In the end, this ability to love functions as marker of the redeemed, and for others, to love in this way functions as an opportunity to be redeemed – or brought into relationship with the One who longs to be united with us. Unknowingly living out the commands of Jesus sheds light on the remnant of his image which remains in all of creation. While the act itself doesn’t bring about communion with God, it does give man the taste of what it means to love sacrificially — the mark of those who follow Jesus. This taste lingers in the mouths of man and reminds them — sometimes vaguely, sometimes clearly — of the divine feast which is waiting for them to attend, and one we hope all will enjoy.
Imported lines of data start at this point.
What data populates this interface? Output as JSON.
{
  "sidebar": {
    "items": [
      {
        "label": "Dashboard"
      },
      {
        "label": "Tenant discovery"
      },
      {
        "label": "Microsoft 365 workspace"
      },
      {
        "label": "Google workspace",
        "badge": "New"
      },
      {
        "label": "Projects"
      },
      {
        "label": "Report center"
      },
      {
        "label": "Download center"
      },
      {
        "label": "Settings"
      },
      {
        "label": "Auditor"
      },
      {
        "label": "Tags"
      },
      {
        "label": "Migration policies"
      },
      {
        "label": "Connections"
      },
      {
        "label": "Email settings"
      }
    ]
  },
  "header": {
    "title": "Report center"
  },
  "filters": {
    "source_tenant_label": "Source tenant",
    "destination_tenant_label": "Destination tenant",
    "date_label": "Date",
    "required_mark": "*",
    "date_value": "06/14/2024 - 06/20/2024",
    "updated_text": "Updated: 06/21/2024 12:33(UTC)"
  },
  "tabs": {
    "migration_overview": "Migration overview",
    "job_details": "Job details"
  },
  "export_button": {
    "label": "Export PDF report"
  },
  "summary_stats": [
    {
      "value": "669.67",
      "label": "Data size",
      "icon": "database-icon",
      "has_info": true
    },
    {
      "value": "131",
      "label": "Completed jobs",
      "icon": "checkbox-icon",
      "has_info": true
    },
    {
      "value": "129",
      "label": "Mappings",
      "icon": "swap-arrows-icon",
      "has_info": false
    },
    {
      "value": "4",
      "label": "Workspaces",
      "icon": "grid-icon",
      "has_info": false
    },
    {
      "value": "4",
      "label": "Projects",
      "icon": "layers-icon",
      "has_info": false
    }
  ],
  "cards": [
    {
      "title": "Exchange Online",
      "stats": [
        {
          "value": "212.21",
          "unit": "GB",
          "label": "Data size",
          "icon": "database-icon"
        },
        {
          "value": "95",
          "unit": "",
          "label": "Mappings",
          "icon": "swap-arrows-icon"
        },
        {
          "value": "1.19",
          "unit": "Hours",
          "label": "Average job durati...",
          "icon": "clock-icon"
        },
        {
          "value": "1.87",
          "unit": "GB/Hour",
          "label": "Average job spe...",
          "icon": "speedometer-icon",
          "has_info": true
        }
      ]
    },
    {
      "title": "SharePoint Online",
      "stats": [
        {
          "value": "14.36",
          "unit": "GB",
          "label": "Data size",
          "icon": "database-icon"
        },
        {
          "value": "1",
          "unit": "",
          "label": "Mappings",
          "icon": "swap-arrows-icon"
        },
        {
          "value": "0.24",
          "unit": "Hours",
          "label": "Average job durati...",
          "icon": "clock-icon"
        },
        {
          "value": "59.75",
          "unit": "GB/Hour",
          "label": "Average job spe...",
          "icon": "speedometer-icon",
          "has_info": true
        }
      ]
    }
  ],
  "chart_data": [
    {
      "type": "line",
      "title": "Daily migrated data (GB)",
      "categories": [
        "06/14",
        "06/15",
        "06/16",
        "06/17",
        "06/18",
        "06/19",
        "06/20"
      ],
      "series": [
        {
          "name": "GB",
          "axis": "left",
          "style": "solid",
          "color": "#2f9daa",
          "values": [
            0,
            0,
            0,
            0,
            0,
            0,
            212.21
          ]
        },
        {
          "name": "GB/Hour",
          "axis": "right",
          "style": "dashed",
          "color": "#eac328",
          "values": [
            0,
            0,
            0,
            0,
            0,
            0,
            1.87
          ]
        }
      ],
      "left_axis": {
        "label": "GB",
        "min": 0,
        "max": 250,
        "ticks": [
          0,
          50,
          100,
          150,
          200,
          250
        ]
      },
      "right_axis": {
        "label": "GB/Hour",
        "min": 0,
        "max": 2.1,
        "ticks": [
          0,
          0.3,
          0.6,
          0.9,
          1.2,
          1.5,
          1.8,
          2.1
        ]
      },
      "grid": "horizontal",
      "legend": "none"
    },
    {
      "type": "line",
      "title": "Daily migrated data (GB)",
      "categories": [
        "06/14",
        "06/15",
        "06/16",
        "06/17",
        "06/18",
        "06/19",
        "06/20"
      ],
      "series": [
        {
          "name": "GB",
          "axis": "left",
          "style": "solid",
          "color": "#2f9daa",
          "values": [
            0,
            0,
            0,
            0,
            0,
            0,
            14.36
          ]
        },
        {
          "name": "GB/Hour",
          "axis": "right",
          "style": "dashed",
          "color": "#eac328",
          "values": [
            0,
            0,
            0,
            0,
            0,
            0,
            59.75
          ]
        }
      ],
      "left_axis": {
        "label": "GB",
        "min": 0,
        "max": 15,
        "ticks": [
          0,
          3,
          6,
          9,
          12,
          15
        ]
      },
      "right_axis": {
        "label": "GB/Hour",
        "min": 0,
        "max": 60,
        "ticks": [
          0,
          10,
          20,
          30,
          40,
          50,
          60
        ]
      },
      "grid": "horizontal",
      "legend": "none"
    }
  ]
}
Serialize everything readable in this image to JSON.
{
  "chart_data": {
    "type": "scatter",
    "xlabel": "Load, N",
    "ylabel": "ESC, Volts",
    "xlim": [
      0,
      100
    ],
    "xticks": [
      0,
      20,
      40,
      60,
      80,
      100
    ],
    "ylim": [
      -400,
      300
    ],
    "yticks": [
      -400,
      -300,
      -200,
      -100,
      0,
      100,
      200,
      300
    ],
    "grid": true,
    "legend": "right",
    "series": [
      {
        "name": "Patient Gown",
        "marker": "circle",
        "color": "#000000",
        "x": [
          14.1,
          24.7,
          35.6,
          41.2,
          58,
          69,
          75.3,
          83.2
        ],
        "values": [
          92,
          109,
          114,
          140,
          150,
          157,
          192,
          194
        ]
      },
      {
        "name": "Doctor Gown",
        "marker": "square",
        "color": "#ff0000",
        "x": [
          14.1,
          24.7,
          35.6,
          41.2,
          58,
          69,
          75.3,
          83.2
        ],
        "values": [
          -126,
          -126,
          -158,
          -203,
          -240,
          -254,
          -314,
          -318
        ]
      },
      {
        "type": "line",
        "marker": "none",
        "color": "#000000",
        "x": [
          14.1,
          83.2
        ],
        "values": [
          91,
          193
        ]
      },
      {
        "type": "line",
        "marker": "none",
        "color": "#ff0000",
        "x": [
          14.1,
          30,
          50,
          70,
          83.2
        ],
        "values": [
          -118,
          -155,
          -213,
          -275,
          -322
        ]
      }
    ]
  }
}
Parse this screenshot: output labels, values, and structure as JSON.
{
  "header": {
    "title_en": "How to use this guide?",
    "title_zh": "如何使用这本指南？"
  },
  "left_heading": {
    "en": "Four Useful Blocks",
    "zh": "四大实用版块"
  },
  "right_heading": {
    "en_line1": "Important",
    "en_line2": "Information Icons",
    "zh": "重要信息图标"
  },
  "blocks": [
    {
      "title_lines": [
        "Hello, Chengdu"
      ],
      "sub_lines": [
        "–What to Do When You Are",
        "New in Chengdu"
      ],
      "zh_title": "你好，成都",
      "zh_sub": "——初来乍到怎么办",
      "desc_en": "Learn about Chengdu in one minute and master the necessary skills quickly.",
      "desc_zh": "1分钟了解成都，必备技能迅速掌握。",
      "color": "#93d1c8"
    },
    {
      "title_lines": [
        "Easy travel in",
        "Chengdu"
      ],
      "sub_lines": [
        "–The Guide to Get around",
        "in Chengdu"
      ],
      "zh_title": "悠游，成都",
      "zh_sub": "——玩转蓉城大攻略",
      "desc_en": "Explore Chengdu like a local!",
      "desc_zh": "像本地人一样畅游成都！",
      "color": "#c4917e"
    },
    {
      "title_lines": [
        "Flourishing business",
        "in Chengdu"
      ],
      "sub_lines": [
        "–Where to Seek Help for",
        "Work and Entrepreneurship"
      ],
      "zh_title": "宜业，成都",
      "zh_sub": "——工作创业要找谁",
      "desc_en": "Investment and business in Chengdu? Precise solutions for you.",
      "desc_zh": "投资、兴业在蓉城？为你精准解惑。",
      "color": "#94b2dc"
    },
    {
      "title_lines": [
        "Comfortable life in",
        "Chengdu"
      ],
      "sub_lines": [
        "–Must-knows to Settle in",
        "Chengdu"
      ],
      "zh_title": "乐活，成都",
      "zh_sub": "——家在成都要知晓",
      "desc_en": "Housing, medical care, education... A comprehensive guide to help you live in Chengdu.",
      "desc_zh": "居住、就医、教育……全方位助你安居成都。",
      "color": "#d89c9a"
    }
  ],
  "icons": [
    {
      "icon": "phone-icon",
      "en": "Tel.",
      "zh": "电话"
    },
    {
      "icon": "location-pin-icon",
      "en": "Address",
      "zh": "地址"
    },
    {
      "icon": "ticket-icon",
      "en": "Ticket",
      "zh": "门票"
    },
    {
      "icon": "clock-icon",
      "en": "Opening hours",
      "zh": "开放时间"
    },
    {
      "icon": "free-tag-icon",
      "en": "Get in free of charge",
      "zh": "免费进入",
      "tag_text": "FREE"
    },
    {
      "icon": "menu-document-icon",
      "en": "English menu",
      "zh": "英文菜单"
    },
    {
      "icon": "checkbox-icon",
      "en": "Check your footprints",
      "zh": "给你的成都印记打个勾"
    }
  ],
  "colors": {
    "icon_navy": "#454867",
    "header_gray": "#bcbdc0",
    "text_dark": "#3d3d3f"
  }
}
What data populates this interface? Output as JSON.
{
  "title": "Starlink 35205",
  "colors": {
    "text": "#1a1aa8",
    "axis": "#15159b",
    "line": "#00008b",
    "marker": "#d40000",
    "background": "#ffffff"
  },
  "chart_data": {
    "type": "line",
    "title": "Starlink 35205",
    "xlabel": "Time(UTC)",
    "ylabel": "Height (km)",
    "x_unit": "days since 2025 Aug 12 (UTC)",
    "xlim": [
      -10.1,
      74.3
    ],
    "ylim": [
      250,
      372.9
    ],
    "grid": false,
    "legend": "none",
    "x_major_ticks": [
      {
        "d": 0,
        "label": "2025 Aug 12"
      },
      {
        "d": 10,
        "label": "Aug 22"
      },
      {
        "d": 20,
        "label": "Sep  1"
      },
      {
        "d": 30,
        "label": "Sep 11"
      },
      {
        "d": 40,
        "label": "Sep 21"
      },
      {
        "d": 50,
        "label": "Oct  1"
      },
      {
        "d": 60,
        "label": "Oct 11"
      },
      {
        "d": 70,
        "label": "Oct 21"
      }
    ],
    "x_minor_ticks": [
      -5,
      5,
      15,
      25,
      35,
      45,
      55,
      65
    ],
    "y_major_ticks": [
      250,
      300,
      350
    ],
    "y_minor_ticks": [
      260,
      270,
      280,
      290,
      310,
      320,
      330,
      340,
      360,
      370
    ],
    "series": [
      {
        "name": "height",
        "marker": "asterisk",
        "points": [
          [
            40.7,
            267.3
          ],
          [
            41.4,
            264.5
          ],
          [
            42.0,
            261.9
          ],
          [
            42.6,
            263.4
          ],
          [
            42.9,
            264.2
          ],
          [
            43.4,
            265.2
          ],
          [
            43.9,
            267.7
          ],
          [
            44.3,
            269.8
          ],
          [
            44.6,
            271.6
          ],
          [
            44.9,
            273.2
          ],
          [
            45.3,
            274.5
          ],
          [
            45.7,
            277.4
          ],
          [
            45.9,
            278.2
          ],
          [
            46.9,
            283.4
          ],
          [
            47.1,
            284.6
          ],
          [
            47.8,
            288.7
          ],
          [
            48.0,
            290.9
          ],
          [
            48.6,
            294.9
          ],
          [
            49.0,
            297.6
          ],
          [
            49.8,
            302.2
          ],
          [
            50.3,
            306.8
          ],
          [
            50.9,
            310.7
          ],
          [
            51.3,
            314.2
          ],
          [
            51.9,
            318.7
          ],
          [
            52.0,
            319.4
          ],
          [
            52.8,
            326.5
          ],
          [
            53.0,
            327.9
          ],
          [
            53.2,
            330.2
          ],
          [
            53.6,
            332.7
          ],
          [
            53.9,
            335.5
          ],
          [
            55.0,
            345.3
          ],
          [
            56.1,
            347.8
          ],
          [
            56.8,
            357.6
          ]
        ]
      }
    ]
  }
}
But fear of what may or may not happen to us as we love the least of these must not be a hindrance to our actual love, and we must trust in the gift of love God promises us. Our response must be of the priest, and not Mrs. Shortely. We must view all of God’s creation as image bearers, things and people which are transfigured into his likeness in our very presence. As Richard Beck says,
If we receive everything – even our very lives – as a gift, then we have nothing to cling to or to protect…In a sense, we “die” – and thus we no longer have to fear dispossession, loss, diminishment, or expenditure in the face of death…The creation of a secure heart makes love a possibility. It enables us to do something that biological creatures worried about self-preservation don’t naturally do: place the interests of others before our own.
And in placing the interest of others, through the work of Spirit’s love that frees us, we are the redeemed.
May we — may I this summer — be the redeemed, and be redeemed, by loving and serving the displaced domestically and abroad.